Pietro Giannone (1791–1872), an Italian poet and patriot, left behind an encrypted poem filling a whole book. After nearly 150 years, mathematics teacher Paolo Bonavoglia broke the encryption.
On Saturday I reported on what seemed to be an encrypted book from Italy. Thanks to comments from my readers, I now know that this alleged crypto mystery is a hoax made by three Italian students. Today, I’m going to cover another encrypted book from Italy, but this time I’m sure it is authentic.
The book in question was written by Pietro Celestino Giannone, an Italin poet and patriot (not to be confused with 18th century historian Pietro Gianone, who has an English Wikipedia entry, while Pietro Celestino Giannone hasn’t). Gianone’s most famous poem is titled “L’esule” (“The Exile”). It was first published in Paris in 1829. Another poem written by Gianone is encrypted. It fills a whole book of 80 pages, all handwritten. Here’s a page of it (courtesy of the “Museo del Risorgimento” of Modena):
Consolato Pellegrino, former professor of Elementary Mathematics at the University of Modena and Reggio Emilia, brought this cryptogram to the attention of Paolo Bonavoglia, a teacher of Mathematics at a school in Venice. Paolo is an expert in cryptology. In 2014, he edited and expanded the Manuale di Crittografia by Luigi Sacco, his grandfather. After Giannone’s poem had remained unsolved for almost 150 years, Paolo tried to break it. This blog post is based on Paolo’s publication in Cryptologia (chargeable). He has also published some information on his website (in Italian).

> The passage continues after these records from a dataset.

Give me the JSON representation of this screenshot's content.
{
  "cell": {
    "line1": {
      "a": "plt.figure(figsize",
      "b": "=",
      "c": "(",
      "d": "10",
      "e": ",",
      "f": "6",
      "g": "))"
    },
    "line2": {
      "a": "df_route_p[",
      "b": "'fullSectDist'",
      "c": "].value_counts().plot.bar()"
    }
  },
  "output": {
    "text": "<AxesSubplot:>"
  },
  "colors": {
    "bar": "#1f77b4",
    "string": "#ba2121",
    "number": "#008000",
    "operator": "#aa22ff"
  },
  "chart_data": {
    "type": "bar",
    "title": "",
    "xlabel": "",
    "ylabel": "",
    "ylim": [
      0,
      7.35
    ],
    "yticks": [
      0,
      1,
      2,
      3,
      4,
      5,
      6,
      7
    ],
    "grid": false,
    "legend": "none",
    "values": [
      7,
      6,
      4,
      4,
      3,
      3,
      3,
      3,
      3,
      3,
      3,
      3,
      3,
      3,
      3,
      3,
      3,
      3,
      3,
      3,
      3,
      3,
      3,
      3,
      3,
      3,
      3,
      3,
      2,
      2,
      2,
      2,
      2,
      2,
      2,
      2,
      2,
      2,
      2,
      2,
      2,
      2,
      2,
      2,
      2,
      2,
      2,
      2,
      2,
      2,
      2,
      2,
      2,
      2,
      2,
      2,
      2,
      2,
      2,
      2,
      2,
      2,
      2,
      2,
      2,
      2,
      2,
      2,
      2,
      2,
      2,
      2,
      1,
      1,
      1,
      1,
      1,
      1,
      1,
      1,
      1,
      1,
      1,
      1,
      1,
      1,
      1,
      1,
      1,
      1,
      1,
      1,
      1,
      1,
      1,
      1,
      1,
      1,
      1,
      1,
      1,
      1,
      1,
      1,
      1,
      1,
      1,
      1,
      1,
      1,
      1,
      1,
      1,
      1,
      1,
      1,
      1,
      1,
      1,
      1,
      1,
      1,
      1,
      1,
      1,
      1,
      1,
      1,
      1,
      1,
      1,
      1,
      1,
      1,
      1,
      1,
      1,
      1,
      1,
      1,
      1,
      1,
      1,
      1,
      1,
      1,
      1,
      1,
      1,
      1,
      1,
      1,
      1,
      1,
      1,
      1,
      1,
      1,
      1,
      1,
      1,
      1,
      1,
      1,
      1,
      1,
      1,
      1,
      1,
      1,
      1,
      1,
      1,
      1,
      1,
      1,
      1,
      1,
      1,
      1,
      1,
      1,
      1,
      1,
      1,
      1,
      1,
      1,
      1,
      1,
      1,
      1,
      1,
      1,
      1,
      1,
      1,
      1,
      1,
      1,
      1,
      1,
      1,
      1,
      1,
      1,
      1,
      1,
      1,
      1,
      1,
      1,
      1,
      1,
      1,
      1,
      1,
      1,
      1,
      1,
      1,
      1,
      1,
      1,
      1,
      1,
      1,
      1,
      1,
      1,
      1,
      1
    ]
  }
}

How to break a nomenclator
The alphabet Giannone used for his poem consists of about 400 characters. Besides ordinary letters and digits, it consists of numerous symbols. The most likely explanation for such a large number of characters is a nomenclator (a nomenclator provides characters for both letters and frequent words or syllables). Here’s a nomenclator I recently received from Karl de Leeuw (in this case, the alphabet consists of numbers):
A well-constructed nomenclator is hard to break. However, many nomenclator designers made serious mistakes. E.g., many nomenclators make an obvious destinction between letters and words (e.g., letters are represented by two digit numbers, while three digit numbers stand for words). In addition, many nomenclatores were not used properly. Instead of using a word symbol, users often encrypted a word letter by letter (this is easier, if you know the letter symbols by heart).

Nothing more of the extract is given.